My word, but it’s so exciting. Not only am I now a meditation zealot I’m also a spreadsheet convert. Single-handedly, fuelled only by beer, Mr Hg has performed a miracle. I merely watched in awe (also fuelled by beer which explains why there are two bottles of each brew).
This is the “before” picture. They are carefully arranged, by Mr Hg, in order of strength. Apparently this allows one better to appreciate each flavour since the less alcohol there is the more delicate the savour.
For the first time in my entire life I have an overall grasp of my finances. This is of course a shameful state of affairs, never having had even the most palsied plucking at the matter previously, but as with so many things it is better late than never. Spreadsheets are really really useful things, I’ve discovered, with their clever “add up all the numbers” functions.
They also demonstrate all the
essential bits of gorgeousness that make life worth living readily dispensable expenditures where savings can be made. (“Do I really have to cancel the Tate membership?” “Yes” says Mr Hg sternly.

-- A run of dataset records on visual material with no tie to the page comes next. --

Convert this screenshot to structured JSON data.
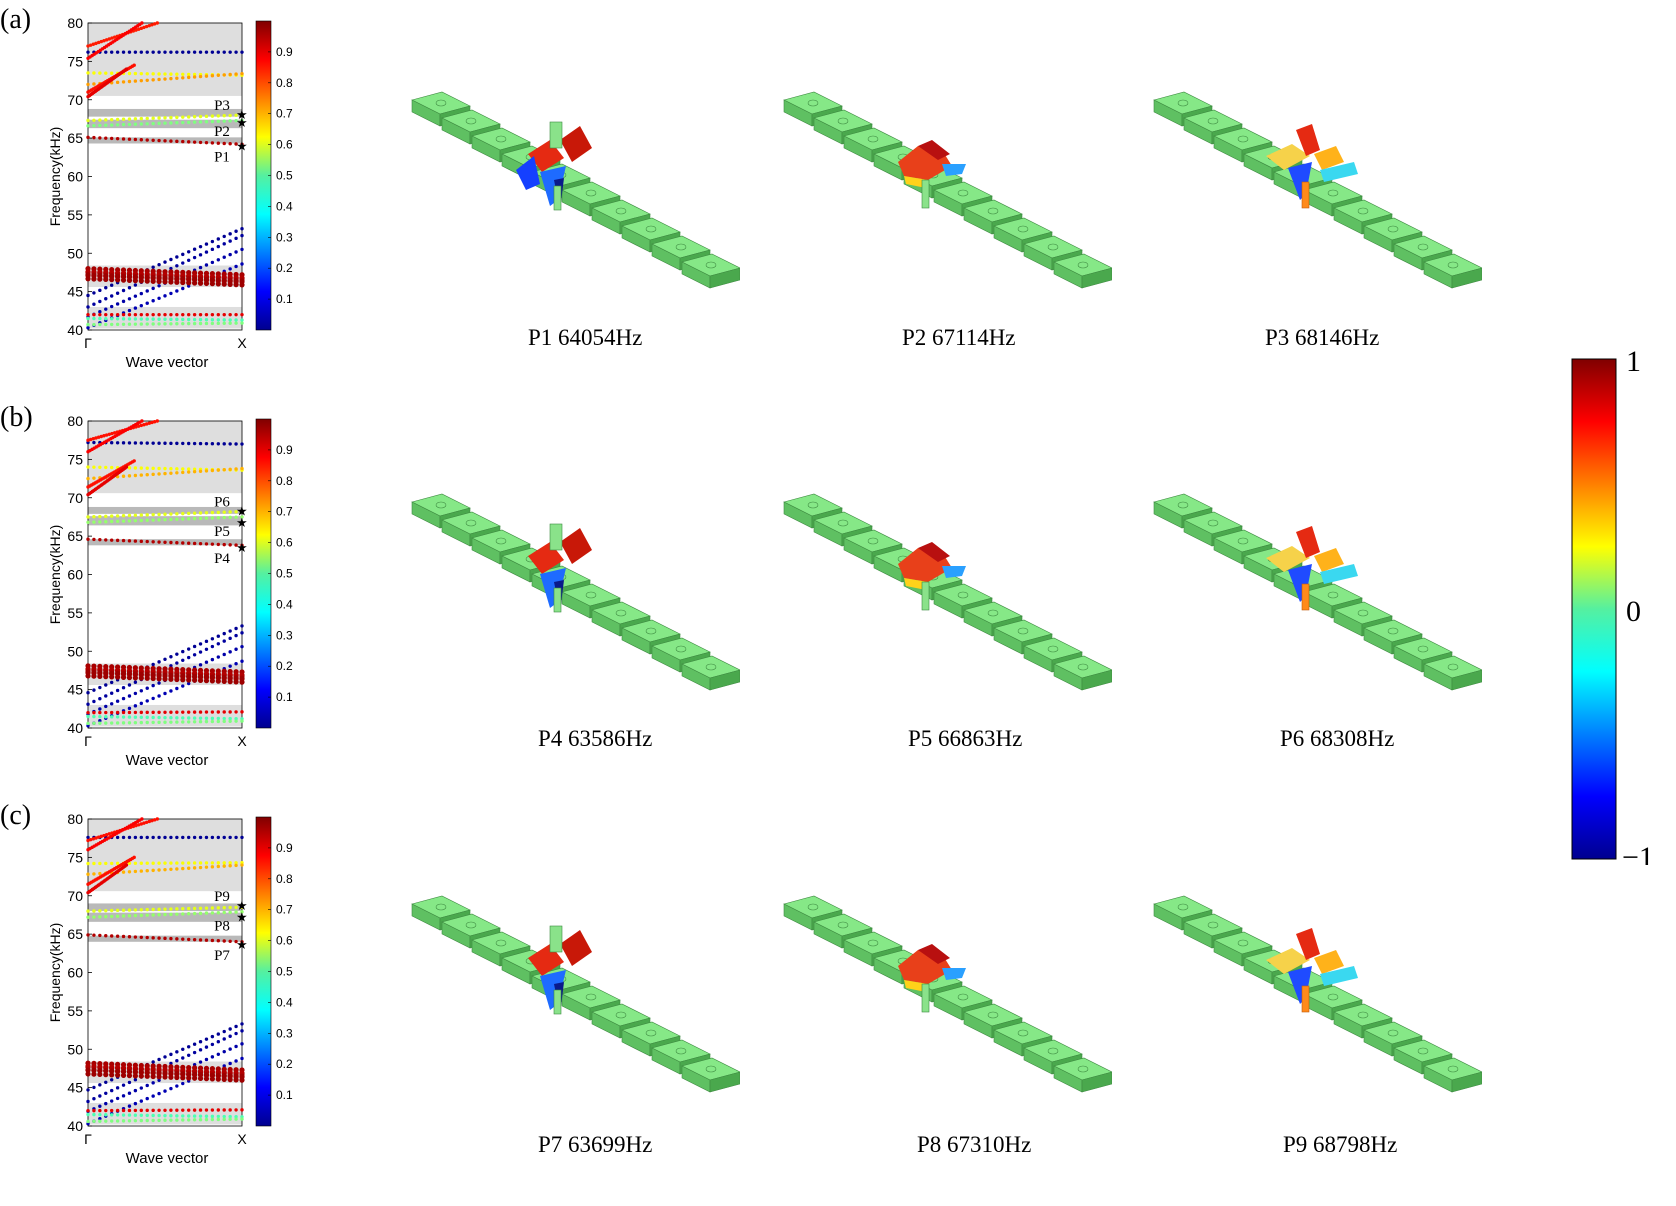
{
  "panels": [
    {
      "label": "(a)",
      "chart_data": {
        "type": "scatter",
        "ylabel": "Frequency(kHz)",
        "xlabel": "Wave vector",
        "xticklabels": [
          "Γ",
          "X"
        ],
        "ylim": [
          40,
          80
        ],
        "yticks": [
          40,
          45,
          50,
          55,
          60,
          65,
          70,
          75,
          80
        ],
        "colorbar": {
          "range": [
            0,
            1
          ],
          "ticks": [
            0.1,
            0.2,
            0.3,
            0.4,
            0.5,
            0.6,
            0.7,
            0.8,
            0.9
          ],
          "colormap": "jet"
        },
        "shaded_bands": [
          [
            45.6,
            48.4
          ],
          [
            40.2,
            43.0
          ],
          [
            64.3,
            65.1
          ],
          [
            66.3,
            67.4
          ],
          [
            67.8,
            68.8
          ],
          [
            70.5,
            80
          ]
        ],
        "series": [
          {
            "y0": 76.2,
            "y1": 76.2,
            "c": 0.02
          },
          {
            "y0": 77.0,
            "y1": 80.0,
            "c": 0.85,
            "xend": 0.45
          },
          {
            "y0": 75.4,
            "y1": 80.0,
            "c": 0.88,
            "xend": 0.35
          },
          {
            "y0": 73.5,
            "y1": 73.2,
            "c": 0.62
          },
          {
            "y0": 72.0,
            "y1": 73.4,
            "c": 0.72
          },
          {
            "y0": 71.0,
            "y1": 74.5,
            "c": 0.86,
            "xend": 0.3
          },
          {
            "y0": 70.4,
            "y1": 74.0,
            "c": 0.9,
            "xend": 0.25
          },
          {
            "y0": 67.3,
            "y1": 68.0,
            "c": 0.6
          },
          {
            "y0": 66.6,
            "y1": 67.3,
            "c": 0.5
          },
          {
            "y0": 65.1,
            "y1": 64.2,
            "c": 0.95
          },
          {
            "y0": 44.5,
            "y1": 53.2,
            "c": 0.02
          },
          {
            "y0": 43.0,
            "y1": 52.3,
            "c": 0.03
          },
          {
            "y0": 41.7,
            "y1": 50.5,
            "c": 0.04
          },
          {
            "y0": 40.3,
            "y1": 48.6,
            "c": 0.05
          },
          {
            "y0": 48.0,
            "y1": 47.2,
            "c": 0.96
          },
          {
            "y0": 47.6,
            "y1": 46.8,
            "c": 0.95
          },
          {
            "y0": 47.2,
            "y1": 46.4,
            "c": 0.97
          },
          {
            "y0": 42.0,
            "y1": 42.0,
            "c": 0.9
          },
          {
            "y0": 41.5,
            "y1": 41.3,
            "c": 0.45
          },
          {
            "y0": 40.7,
            "y1": 40.9,
            "c": 0.5
          }
        ],
        "markers": [
          {
            "label": "P1",
            "y": 64.054
          },
          {
            "label": "P2",
            "y": 67.114
          },
          {
            "label": "P3",
            "y": 68.146
          }
        ]
      },
      "modes": [
        {
          "caption": "P1 64054Hz",
          "style": 1
        },
        {
          "caption": "P2 67114Hz",
          "style": 2
        },
        {
          "caption": "P3 68146Hz",
          "style": 3
        }
      ]
    },
    {
      "label": "(b)",
      "chart_data": {
        "type": "scatter",
        "ylabel": "Frequency(kHz)",
        "xlabel": "Wave vector",
        "xticklabels": [
          "Γ",
          "X"
        ],
        "ylim": [
          40,
          80
        ],
        "yticks": [
          40,
          45,
          50,
          55,
          60,
          65,
          70,
          75,
          80
        ],
        "colorbar": {
          "range": [
            0,
            1
          ],
          "ticks": [
            0.1,
            0.2,
            0.3,
            0.4,
            0.5,
            0.6,
            0.7,
            0.8,
            0.9
          ],
          "colormap": "jet"
        },
        "shaded_bands": [
          [
            45.6,
            48.4
          ],
          [
            40.2,
            43.0
          ],
          [
            63.8,
            64.6
          ],
          [
            66.4,
            67.6
          ],
          [
            67.9,
            68.8
          ],
          [
            70.6,
            80
          ]
        ],
        "series": [
          {
            "y0": 77.2,
            "y1": 77.0,
            "c": 0.02
          },
          {
            "y0": 77.5,
            "y1": 80.0,
            "c": 0.86,
            "xend": 0.45
          },
          {
            "y0": 76.0,
            "y1": 80.0,
            "c": 0.88,
            "xend": 0.35
          },
          {
            "y0": 74.0,
            "y1": 73.6,
            "c": 0.62
          },
          {
            "y0": 72.5,
            "y1": 73.8,
            "c": 0.7
          },
          {
            "y0": 71.4,
            "y1": 74.8,
            "c": 0.86,
            "xend": 0.3
          },
          {
            "y0": 70.4,
            "y1": 74.0,
            "c": 0.9,
            "xend": 0.25
          },
          {
            "y0": 67.5,
            "y1": 68.2,
            "c": 0.6
          },
          {
            "y0": 66.8,
            "y1": 67.5,
            "c": 0.52
          },
          {
            "y0": 64.6,
            "y1": 63.8,
            "c": 0.95
          },
          {
            "y0": 44.6,
            "y1": 53.3,
            "c": 0.02
          },
          {
            "y0": 43.1,
            "y1": 52.4,
            "c": 0.03
          },
          {
            "y0": 41.8,
            "y1": 50.6,
            "c": 0.04
          },
          {
            "y0": 40.3,
            "y1": 48.7,
            "c": 0.05
          },
          {
            "y0": 48.1,
            "y1": 47.3,
            "c": 0.96
          },
          {
            "y0": 47.7,
            "y1": 46.9,
            "c": 0.95
          },
          {
            "y0": 47.3,
            "y1": 46.5,
            "c": 0.97
          },
          {
            "y0": 42.0,
            "y1": 42.1,
            "c": 0.9
          },
          {
            "y0": 41.5,
            "y1": 41.2,
            "c": 0.45
          },
          {
            "y0": 40.6,
            "y1": 40.9,
            "c": 0.5
          }
        ],
        "markers": [
          {
            "label": "P4",
            "y": 63.586
          },
          {
            "label": "P5",
            "y": 66.863
          },
          {
            "label": "P6",
            "y": 68.308
          }
        ]
      },
      "modes": [
        {
          "caption": "P4 63586Hz",
          "style": 4
        },
        {
          "caption": "P5 66863Hz",
          "style": 2
        },
        {
          "caption": "P6 68308Hz",
          "style": 3
        }
      ]
    },
    {
      "label": "(c)",
      "chart_data": {
        "type": "scatter",
        "ylabel": "Frequency(kHz)",
        "xlabel": "Wave vector",
        "xticklabels": [
          "Γ",
          "X"
        ],
        "ylim": [
          40,
          80
        ],
        "yticks": [
          40,
          45,
          50,
          55,
          60,
          65,
          70,
          75,
          80
        ],
        "colorbar": {
          "range": [
            0,
            1
          ],
          "ticks": [
            0.1,
            0.2,
            0.3,
            0.4,
            0.5,
            0.6,
            0.7,
            0.8,
            0.9
          ],
          "colormap": "jet"
        },
        "shaded_bands": [
          [
            45.6,
            48.4
          ],
          [
            40.2,
            43.0
          ],
          [
            64.0,
            64.8
          ],
          [
            66.6,
            67.8
          ],
          [
            68.0,
            69.0
          ],
          [
            70.6,
            80
          ]
        ],
        "series": [
          {
            "y0": 77.6,
            "y1": 77.6,
            "c": 0.02
          },
          {
            "y0": 77.2,
            "y1": 80.0,
            "c": 0.86,
            "xend": 0.45
          },
          {
            "y0": 76.0,
            "y1": 80.0,
            "c": 0.88,
            "xend": 0.35
          },
          {
            "y0": 74.2,
            "y1": 74.3,
            "c": 0.62
          },
          {
            "y0": 72.8,
            "y1": 74.0,
            "c": 0.7
          },
          {
            "y0": 71.5,
            "y1": 75.0,
            "c": 0.86,
            "xend": 0.3
          },
          {
            "y0": 70.4,
            "y1": 74.0,
            "c": 0.9,
            "xend": 0.25
          },
          {
            "y0": 68.0,
            "y1": 68.5,
            "c": 0.6
          },
          {
            "y0": 67.2,
            "y1": 67.9,
            "c": 0.52
          },
          {
            "y0": 64.9,
            "y1": 64.0,
            "c": 0.95
          },
          {
            "y0": 44.7,
            "y1": 53.3,
            "c": 0.02
          },
          {
            "y0": 43.2,
            "y1": 52.4,
            "c": 0.03
          },
          {
            "y0": 41.9,
            "y1": 50.7,
            "c": 0.04
          },
          {
            "y0": 40.3,
            "y1": 48.8,
            "c": 0.05
          },
          {
            "y0": 48.2,
            "y1": 47.3,
            "c": 0.96
          },
          {
            "y0": 47.8,
            "y1": 46.9,
            "c": 0.95
          },
          {
            "y0": 47.3,
            "y1": 46.5,
            "c": 0.97
          },
          {
            "y0": 42.0,
            "y1": 42.1,
            "c": 0.9
          },
          {
            "y0": 41.5,
            "y1": 41.2,
            "c": 0.45
          },
          {
            "y0": 40.6,
            "y1": 40.9,
            "c": 0.5
          }
        ],
        "markers": [
          {
            "label": "P7",
            "y": 63.699
          },
          {
            "label": "P8",
            "y": 67.31
          },
          {
            "label": "P9",
            "y": 68.798
          }
        ]
      },
      "modes": [
        {
          "caption": "P7 63699Hz",
          "style": 4
        },
        {
          "caption": "P8 67310Hz",
          "style": 2
        },
        {
          "caption": "P9 68798Hz",
          "style": 3
        }
      ]
    }
  ],
  "global_colorbar": {
    "max_label": "1",
    "mid_label": "0",
    "min_label": "−1"
  }
}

I didn’t tell him about, and he didn’t discover, my shameful coffee secret which, I have just this moment worked out, actually cost the same as ten Tate memberships over one year. Does that have to go too? It does? Sigh.) What also became clear was that therapy, at a staggering equivalent of six Tate memberships each month is my biggest single outgoing. Get well before going bankrupt seems to be the moral of this spreadsheet.

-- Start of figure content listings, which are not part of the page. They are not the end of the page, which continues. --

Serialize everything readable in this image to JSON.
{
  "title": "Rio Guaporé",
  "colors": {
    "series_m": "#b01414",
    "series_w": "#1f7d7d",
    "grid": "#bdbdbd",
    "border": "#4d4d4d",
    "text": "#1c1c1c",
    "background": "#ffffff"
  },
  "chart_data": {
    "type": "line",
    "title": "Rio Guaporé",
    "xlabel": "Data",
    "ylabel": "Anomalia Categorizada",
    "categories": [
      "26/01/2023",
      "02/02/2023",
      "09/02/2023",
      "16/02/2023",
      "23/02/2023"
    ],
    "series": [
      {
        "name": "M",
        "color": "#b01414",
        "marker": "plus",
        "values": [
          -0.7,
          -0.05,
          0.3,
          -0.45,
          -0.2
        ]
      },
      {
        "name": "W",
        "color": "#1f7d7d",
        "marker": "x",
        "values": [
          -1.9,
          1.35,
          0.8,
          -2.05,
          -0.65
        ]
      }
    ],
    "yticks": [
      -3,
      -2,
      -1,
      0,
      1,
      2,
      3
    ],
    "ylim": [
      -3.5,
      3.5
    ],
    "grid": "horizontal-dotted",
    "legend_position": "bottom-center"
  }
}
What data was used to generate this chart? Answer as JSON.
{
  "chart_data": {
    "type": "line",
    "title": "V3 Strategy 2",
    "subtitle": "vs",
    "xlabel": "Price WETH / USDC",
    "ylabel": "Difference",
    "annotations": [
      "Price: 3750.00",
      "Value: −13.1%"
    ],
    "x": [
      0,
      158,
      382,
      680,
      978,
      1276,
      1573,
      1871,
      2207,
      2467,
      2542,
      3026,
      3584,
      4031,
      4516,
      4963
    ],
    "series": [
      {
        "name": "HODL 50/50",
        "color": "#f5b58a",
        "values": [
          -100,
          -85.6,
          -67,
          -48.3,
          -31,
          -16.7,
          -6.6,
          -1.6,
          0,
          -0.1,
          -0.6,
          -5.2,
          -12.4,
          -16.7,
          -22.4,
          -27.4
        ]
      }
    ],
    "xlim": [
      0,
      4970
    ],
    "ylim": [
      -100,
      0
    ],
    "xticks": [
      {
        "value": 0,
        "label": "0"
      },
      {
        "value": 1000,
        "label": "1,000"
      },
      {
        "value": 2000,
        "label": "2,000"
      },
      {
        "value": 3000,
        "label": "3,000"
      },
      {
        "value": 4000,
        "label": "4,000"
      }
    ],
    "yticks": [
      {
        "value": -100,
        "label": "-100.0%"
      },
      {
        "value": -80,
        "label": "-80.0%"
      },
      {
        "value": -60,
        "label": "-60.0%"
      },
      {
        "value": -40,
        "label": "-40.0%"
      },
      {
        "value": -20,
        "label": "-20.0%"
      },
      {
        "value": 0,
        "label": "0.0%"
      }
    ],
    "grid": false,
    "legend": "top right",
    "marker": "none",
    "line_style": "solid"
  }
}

Some things are easier than others to let go. Why, for instance, did I feel weepy when cancelling the two papers and one comic a week we’ve been having delivered for the last several years? I can only speculate as to how I shall feel when the last capsule of coffee is in the machine. Maybe it will be fine and I shall embrace the neglected stove-top pot without a backward glance.
It is extraordinary, and I find it shocking, that even at the cheapest outlet Maizy’s favourite dog treats cost £13.00 per kg compared to, say, parmesan cheese which weighs in at a mere £10 per kg. However rather than giving her cheese I could always try the snacks-for-humans produced by the same company which are a mere £3.50 per kg.
And the beer? Mr Hg, who is very tall and has hollow legs, got through all five of the different brews. I, who am neither tall nor hollow, managed three out of five which was pretty good going.
The Abbot ale was rather disappointing after the Bateman’s XXXB which was delicious. The Brakspear Triple was truly nectariferous as well as being loony juice at 7.2% ABV. I drank mine the next day and had to go for an extended rest afterwards.